As described earlier, IMIDs share common inflammatory pathways [1] and therefore it might be assumed that having one IMID might make a person more prone to other inflammatory diseases. This is indeed the case. In a systematic review and meta-analysis of 25 publications, Schieir et al. [117] noted an increased risk of myocardial infarction (MI) across IMIDs with a 69% increased risk in RA and a 41% increased risk in psoriatic arthritis. These risks remained following adjustment for more traditional risk factors for MI. Increased cardiovascular risk has also been noted in patients with PsO [118]. The presence of one IMID also puts patients at higher risk of other IMIDs.
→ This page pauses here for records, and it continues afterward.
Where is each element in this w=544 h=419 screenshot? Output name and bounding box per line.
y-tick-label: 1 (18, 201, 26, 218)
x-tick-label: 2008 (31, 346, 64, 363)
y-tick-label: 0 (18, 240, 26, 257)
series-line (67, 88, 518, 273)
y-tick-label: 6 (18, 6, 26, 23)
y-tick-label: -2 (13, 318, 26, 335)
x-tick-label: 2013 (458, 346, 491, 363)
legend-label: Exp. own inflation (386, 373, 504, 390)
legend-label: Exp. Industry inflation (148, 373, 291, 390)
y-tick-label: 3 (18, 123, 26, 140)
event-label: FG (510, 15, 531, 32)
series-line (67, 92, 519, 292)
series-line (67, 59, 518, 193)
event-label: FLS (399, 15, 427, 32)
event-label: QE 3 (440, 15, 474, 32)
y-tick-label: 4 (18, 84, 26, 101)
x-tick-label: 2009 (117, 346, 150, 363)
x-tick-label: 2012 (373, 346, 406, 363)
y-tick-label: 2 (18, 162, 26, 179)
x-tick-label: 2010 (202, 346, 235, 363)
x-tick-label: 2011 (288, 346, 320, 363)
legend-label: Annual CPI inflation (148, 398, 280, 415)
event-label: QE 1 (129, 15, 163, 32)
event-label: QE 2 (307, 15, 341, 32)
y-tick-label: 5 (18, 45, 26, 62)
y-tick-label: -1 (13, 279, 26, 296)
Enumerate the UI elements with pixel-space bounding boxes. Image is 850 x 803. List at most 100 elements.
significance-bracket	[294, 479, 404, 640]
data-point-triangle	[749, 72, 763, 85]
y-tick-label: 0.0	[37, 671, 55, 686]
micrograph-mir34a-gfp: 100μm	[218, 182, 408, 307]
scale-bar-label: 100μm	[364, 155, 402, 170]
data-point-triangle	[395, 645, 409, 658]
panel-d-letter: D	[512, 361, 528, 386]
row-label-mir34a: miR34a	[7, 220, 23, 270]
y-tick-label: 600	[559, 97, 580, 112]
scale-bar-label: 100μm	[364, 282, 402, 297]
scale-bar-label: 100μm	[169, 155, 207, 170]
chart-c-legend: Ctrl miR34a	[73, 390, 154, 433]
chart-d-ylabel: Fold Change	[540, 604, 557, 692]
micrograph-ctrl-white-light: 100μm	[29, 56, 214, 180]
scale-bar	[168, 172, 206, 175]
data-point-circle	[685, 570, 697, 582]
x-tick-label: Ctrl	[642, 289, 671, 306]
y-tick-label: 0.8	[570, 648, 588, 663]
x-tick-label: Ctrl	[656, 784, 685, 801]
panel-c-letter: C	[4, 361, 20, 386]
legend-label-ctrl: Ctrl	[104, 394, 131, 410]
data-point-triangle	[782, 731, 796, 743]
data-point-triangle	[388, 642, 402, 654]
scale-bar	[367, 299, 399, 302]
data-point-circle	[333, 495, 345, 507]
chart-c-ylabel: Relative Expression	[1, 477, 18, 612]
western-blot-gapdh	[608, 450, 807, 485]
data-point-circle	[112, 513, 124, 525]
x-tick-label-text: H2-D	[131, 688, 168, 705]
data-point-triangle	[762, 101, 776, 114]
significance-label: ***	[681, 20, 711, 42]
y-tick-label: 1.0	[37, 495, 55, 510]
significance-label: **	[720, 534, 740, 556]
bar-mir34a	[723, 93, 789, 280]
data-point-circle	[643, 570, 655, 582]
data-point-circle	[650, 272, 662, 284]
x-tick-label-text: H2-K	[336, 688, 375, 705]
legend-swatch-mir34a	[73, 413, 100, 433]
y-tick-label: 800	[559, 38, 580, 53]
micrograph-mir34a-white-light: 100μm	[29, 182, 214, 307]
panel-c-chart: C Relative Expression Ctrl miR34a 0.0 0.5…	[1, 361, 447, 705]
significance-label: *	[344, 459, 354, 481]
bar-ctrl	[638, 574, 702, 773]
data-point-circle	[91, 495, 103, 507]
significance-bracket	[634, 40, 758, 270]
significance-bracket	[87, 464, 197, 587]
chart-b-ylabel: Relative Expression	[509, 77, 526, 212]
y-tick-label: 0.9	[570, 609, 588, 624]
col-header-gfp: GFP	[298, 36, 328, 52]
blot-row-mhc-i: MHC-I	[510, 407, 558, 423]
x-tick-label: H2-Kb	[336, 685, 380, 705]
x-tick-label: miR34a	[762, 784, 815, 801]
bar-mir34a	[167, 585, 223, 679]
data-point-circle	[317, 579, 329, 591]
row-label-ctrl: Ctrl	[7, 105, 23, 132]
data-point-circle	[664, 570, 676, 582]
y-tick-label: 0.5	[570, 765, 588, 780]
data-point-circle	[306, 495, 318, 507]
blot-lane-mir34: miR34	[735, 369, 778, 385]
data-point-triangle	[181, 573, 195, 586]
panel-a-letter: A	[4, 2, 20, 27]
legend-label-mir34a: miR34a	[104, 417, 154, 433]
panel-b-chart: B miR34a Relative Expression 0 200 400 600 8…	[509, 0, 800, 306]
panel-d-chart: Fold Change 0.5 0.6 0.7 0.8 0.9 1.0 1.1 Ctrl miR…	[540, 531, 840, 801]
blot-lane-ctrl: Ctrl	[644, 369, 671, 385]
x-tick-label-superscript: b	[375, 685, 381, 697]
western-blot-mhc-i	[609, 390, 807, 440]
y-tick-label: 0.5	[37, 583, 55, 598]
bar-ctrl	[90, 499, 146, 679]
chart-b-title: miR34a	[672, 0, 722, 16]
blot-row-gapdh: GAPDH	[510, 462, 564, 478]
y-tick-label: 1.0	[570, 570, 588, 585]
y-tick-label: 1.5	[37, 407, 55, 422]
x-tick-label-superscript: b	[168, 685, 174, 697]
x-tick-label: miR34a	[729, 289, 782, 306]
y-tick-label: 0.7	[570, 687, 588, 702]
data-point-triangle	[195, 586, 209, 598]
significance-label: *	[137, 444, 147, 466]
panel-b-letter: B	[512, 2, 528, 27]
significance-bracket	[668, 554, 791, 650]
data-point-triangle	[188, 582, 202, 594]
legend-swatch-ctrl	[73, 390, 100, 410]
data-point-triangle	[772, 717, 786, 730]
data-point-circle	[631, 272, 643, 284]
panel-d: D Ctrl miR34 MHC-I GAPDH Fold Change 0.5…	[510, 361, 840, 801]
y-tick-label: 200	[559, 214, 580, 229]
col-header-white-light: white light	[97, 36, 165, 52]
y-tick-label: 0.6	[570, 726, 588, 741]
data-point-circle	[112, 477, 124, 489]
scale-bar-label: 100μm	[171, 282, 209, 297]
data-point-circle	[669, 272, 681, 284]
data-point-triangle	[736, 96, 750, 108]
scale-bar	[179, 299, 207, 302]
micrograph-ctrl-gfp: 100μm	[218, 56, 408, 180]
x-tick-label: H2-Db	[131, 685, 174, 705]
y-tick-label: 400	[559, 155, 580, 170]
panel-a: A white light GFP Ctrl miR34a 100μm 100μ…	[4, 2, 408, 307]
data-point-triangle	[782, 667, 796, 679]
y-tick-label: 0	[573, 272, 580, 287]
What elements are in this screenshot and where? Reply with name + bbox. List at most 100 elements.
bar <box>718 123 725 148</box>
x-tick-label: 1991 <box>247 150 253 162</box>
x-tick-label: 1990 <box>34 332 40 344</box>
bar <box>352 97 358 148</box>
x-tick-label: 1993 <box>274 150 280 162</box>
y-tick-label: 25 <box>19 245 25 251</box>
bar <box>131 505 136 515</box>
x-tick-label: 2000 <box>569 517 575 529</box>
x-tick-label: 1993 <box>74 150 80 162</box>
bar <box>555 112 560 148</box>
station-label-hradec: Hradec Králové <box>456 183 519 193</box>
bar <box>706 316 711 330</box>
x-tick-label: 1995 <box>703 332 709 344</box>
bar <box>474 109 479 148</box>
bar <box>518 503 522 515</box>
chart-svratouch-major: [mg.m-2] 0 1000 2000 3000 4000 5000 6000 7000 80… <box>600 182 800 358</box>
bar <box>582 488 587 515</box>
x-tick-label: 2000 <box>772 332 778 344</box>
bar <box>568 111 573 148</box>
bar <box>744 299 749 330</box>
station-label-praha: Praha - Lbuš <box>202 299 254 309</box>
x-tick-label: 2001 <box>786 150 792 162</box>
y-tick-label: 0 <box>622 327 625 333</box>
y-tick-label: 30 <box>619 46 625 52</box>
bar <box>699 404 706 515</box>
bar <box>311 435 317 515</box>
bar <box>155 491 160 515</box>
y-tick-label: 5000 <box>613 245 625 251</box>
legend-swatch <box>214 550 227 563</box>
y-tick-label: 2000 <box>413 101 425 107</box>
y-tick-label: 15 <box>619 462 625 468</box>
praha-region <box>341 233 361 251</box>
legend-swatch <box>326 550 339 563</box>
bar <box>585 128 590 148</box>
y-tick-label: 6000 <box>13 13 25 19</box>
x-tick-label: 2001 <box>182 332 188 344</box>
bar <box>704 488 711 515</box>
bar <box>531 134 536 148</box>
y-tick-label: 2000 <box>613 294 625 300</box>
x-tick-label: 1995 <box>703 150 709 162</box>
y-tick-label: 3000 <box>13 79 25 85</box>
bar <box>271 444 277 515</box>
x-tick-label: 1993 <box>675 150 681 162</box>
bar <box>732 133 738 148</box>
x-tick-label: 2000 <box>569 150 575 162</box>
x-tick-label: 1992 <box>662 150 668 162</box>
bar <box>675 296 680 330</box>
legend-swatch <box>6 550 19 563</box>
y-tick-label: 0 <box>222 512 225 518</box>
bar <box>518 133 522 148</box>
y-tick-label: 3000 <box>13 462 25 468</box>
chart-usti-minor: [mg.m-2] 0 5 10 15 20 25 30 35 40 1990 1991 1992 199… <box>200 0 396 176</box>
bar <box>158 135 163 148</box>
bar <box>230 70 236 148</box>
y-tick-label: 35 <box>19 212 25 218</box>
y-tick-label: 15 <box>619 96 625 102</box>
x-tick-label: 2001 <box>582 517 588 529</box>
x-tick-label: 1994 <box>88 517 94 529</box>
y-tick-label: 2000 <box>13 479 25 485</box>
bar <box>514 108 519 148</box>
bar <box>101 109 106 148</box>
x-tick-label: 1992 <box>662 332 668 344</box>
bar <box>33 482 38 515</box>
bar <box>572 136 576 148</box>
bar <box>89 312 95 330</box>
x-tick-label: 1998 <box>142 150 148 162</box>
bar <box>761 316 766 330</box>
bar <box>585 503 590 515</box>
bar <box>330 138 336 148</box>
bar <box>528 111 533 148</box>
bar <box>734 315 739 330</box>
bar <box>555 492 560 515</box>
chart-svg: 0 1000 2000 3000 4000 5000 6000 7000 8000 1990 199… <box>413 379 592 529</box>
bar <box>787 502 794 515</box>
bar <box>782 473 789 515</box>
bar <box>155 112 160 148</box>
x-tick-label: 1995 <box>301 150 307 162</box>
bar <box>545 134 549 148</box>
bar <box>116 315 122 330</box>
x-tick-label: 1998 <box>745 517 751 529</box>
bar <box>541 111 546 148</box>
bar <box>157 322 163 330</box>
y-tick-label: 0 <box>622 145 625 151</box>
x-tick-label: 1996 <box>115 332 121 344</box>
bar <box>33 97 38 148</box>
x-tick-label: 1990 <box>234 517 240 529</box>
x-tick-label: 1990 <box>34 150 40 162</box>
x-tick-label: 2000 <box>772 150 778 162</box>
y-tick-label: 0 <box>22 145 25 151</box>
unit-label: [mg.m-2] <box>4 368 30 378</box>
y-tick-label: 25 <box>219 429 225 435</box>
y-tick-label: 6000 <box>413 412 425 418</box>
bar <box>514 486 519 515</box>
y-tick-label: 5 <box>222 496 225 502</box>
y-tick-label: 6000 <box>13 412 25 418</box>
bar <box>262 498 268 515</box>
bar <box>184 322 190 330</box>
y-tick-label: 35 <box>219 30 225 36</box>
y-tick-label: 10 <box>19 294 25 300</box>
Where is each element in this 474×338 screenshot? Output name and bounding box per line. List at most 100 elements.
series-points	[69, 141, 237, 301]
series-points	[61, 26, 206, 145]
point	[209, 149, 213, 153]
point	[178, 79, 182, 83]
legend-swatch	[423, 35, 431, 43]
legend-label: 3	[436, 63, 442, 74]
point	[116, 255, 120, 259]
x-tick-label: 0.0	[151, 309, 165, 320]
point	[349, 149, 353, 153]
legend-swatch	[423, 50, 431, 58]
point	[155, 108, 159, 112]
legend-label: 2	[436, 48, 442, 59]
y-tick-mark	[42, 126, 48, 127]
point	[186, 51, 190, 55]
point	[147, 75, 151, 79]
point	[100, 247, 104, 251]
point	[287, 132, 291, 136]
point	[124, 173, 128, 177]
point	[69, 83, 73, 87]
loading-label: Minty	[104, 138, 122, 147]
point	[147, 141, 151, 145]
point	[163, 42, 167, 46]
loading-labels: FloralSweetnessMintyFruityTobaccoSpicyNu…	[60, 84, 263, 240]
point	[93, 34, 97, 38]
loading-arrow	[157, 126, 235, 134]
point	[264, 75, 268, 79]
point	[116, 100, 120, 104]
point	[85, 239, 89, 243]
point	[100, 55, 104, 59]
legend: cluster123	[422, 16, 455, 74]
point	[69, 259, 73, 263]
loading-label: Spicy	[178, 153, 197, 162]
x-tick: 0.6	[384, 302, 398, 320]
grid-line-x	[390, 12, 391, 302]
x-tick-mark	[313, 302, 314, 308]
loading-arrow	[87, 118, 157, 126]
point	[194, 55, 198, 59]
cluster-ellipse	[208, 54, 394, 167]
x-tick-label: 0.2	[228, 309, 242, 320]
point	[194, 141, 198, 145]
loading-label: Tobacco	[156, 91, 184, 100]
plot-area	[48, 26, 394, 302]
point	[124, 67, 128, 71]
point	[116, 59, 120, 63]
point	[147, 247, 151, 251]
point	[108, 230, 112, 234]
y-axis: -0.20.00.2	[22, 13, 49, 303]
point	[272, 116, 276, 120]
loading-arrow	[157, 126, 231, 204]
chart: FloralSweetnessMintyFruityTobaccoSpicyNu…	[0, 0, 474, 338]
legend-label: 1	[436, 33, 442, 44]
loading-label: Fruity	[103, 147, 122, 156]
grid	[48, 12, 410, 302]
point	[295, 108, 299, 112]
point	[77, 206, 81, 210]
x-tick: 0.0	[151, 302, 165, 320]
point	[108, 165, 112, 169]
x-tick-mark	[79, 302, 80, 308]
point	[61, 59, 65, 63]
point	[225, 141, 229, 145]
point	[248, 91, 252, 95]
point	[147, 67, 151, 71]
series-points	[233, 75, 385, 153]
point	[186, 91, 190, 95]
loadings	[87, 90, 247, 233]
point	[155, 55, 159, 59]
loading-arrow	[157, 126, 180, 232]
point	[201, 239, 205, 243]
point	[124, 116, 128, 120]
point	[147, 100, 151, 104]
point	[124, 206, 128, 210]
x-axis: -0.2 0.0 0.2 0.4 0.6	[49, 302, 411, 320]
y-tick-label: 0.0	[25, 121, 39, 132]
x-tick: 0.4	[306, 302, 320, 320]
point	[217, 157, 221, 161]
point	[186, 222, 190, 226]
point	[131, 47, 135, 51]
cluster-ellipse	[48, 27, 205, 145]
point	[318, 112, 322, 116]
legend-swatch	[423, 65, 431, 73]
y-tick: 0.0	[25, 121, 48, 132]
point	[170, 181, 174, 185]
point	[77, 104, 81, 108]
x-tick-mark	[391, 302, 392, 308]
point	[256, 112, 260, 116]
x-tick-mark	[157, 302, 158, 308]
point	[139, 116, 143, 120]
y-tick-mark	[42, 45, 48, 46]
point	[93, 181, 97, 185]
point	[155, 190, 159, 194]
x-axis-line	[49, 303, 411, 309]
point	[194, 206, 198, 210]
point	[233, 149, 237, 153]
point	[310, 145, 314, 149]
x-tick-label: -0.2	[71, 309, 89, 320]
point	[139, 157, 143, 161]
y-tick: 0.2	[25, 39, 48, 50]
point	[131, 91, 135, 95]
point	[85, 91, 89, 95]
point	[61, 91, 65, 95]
A recent retrospective matched cohort study showed that the presence of one IMID puts patients at 5–62% increased risk of developing an additional IMID and at 3–75% increased risk of another two IMIDs [119]. Patients with IBD have been noted to be at higher risk of developing psoriasis, RA, ankylosing spondylitis (AS), multiple sclerosis (MS) and asthma [120,121,122,123]. Conversely the risk of IBD is increased in patients with PsO [118]. In two large studies (one EU, one US) approximately 22% of patients with IBD had at least one other immune-mediated disease [121, 123]. The presence of another IMID increases disease burden by increasing the risk of surgery and decreasing disease-specific and general physical quality of life [121, 123]. However, treatment of the primary IMID with anti-TNFα therapies reduces the risk and impact of secondary IMIDs, therefore further reducing the burden on the patient [2, 121, 124]. Patients with IBD treated with infliximab had a 50% reduced risk of developing secondary IMIDs [121], while the risk of MI in patients with PsO was also reduced 50% by the use of anti-TNFα inhibitors for 2 months or longer [124].


Along the course of the last 2 decades, TNF inhibitors, particularly etanercept, infliximab and adalimumab, have revolutionized the management of chronic immune-mediated inflammatory diseases; however, their relatively high cost prevented healthcare systems from exploiting their full clinical benefit.

The introduction of anti-TNF biosimilars into clinical practice continues to have a large impact on the sustainability of global healthcare. As more real-world evidence on their use is accruing, it is also clear that the impact of anti-TNF biosimilars expands beyond that of cost reduction alone and can increase patients’ access to these essential biological therapies and positively influence the course of their disease [36, 50, 51]. This includes the opportunity to realize clinical goals such as early initiation of biological treatment, treating to target, continuing treatment to maintain remission or low disease activity and reducing disease burden. However, for the true benefit of biosimilar anti-TNFs to be realized, the right environment needs to be created, one where high-quality biosimilars are approved expeditiously, competition for a given originator is optimized and the switching of patients onto biosimilars is properly enabled. All of these actions will result in maximum cost savings [125], which can then be reinvested into patient care.

Acceptance of anti-TNF biosimilars across healthcare system stakeholders would allow more equitable access to these highly effective and cost-sensitive therapies and enable optimized management of chronic IMIDs.